There have been many commentaries recently about what is happening to Earth caused by global warming. Most of the commentaries focus on what needs to be done about reducing our greenhouse gas emissions and include suggestions such as putting a carbon tax on fossil fuels, moving to renewable energy or weatherizing our homes. However, the issue is more complex than those relatively simple solutions.
We must address all the underlying causes of global warming and the other devastations we are doing to the Earth, such as the Sixth Great Extinction. This is best understood by using the equation: I=PxAxT
This equation was first proposed in the early 1970s by two scientists named Paul Ehrlich (who had written “The Population Bomb” in 1968 and whose predictions were then demeaned but are now coming true) together with John Holdren, as a way to calculate the impact of humans on the environment.
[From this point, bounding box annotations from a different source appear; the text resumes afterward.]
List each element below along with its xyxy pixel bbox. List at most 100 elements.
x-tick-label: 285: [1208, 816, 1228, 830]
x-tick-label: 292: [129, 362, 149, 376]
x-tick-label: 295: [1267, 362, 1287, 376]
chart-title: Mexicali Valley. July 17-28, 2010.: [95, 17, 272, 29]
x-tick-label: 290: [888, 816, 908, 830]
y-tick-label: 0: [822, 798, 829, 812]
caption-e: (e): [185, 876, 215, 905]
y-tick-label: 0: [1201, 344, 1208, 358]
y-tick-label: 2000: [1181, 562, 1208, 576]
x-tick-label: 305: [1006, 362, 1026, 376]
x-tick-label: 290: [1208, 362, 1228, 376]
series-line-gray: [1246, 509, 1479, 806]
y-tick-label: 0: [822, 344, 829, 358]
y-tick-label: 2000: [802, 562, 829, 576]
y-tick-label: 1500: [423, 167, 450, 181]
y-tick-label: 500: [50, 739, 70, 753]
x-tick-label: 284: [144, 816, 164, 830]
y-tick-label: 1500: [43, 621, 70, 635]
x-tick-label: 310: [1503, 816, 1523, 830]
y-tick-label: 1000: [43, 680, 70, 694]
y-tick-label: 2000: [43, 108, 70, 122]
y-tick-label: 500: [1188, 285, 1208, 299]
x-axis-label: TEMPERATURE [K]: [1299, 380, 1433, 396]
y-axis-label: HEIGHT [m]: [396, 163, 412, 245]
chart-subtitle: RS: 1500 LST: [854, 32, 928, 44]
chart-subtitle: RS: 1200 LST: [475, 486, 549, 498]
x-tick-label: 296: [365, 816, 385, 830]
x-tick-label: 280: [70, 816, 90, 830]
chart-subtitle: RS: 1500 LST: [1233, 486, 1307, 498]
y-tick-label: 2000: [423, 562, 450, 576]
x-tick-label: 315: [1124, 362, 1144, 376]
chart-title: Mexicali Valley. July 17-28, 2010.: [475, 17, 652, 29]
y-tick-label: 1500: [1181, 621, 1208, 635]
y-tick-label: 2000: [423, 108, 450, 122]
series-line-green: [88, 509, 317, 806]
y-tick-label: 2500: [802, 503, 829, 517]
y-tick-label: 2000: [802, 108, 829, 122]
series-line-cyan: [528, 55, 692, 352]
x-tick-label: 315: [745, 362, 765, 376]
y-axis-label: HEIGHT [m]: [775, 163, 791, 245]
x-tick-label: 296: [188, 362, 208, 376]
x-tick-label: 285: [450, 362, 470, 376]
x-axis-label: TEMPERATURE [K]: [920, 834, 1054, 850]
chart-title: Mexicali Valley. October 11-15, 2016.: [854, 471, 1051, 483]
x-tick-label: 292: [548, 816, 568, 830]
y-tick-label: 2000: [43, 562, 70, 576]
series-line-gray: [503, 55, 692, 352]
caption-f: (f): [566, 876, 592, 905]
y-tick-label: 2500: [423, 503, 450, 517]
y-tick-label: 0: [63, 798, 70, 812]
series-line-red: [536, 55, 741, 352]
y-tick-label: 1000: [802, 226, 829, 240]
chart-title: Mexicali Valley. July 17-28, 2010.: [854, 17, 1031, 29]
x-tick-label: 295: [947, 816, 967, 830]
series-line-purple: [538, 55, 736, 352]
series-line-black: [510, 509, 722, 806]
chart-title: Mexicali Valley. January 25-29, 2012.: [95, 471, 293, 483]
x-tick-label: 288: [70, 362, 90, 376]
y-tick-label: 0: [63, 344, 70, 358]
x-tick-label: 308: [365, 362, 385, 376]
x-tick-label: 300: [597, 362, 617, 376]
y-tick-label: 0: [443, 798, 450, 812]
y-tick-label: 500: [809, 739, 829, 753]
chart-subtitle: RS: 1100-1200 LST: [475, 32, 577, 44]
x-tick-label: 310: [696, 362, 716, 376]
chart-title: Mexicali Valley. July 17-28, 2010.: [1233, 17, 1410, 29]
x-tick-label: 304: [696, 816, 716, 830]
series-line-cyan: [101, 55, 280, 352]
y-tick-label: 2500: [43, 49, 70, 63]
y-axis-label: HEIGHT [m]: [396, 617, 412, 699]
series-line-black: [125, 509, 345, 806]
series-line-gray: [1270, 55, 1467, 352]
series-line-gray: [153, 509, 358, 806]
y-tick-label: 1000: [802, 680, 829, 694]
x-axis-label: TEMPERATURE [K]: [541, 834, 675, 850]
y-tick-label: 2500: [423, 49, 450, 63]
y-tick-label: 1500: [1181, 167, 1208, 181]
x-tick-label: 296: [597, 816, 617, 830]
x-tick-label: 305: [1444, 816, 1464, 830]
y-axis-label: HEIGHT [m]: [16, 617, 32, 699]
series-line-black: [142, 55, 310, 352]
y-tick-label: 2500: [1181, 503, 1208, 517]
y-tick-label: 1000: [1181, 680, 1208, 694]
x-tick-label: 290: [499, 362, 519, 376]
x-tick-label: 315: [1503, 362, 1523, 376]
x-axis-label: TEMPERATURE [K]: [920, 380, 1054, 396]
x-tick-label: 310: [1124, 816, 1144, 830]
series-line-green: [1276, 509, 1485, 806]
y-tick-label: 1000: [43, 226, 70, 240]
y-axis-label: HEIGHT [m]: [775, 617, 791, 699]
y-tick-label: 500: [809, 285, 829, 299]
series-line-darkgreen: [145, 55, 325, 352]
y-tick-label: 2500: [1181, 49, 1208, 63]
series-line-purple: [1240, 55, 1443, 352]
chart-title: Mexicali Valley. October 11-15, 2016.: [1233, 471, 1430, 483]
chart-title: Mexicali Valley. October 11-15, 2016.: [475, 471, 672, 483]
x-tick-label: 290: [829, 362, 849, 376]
Their equation explains that a population’s environmental impact (I) is a result of the size of the population (P) times the population’s affluence (A) times the technology (T) being used by that population.
By way of example, if the population of a country is the size of the current U.S. of 326 million, is quite wealthy and uses a technology of highly fossil-fuel consumptive vehicles, then its environmental impact via carbon (CO2) emissions is going to be very high. On the other hand, in 1800, when the U.S. population was only 5 million, income was generally very limited and the technology for transportation was largely by horses, then the carbon emissions from transportation and other sources were minimal.
According to the UN’s scientific experts, the world must cut climate polluting emissions to 45 percent below 2010 levels by 2030. And by 2050, it must reduce them to zero to avoid catastrophic global heating. We are on track to see at least 6.3°F warming by 2100, and much more after that. Numerous reports have shown that it is highly unlikely that civilization, as we know and expect it, is possible at an increase of 6.3°F.
We obviously can’t do much about reducing our population size in such a short period of time. However, thinking long-term, we must nonetheless stress the need to reduce our population numbers. For example, having one fewer child reduces a parent’s carbon footprint by 64 tons of CO2 a year.
Regarding the affluence factor, this relates to our economy and politicians. Developers and most economists keep saying, “we have to grow the economy.” Not only does this generate more greenhouse gas emissions, it degenerates the environment in many other ways, such as decreasing wildlife habitat. Instead, we should be moving towards what is called a “steady-state economy,” one that is more sustainable and benefits all people, not just primarily the rich. A steady-state economy doesn’t use natural resources beyond their renewable level.
Finally, the technology used, such as for renewable energy, is critical as many climate-change advocates discuss, but do not personally always follow. As an example, even most environmentalists use the technology of jet planes to enjoy their travel to foreign lands instead of limiting their recreation to enjoying the nearest forest land. And jet plane travel is greatly on the rise.
So we need to think of I=PxAxT at two levels. One is the systemic level involving governmental and corporate dimensions. For this level’s two dimensions, there is a need to have a more in-depth conversation about what is happening to Earth, what the moral responsibility is, and what can be done about it, such as a tax on fossil fuels.
The other level is the personal and spiritual one. What does the I-PxAxT equation mean for each of us? I know several people who live a lifestyle that conforms to this formula and they are quite happy people. My personal heroes are still Helen and Scott Nearing, who lived largely off the land here in Jamaica, Vermont, from 1932 to 1952, and then in Brooksville, Maine, for the rest of their lives. They wrote the book, “Living the Good Life” (1954), which inspired thousands of people.
As a couple, they had no children, although Scott had two sons by a previous marriage. Their daily formula was four hours of hard work growing their own food and living largely off the land with limited income by producing maple syrup while in Vermont and then blueberries in Maine, four hours of professional work, and then four hours of personal enjoyment such as playing music, reading, writing poetry. It certainly led to a healthy lifestyle for them with Scott living to 100 and then stopped eating as a means of deliberate death, and Helen lived to 91, dying as a result of a car crash.
We can deal with climate change and other environmental issues, although to do so, we do need to take a broader look at the causes, accomplishing this with the I=PxAxT equation as our lodestar.
George Plumb, of Washington, is a board member of Better (not Bigger) Vermont and the organizer of the 2014 report “What is an Optimal/Sustainable Population for Vermont?”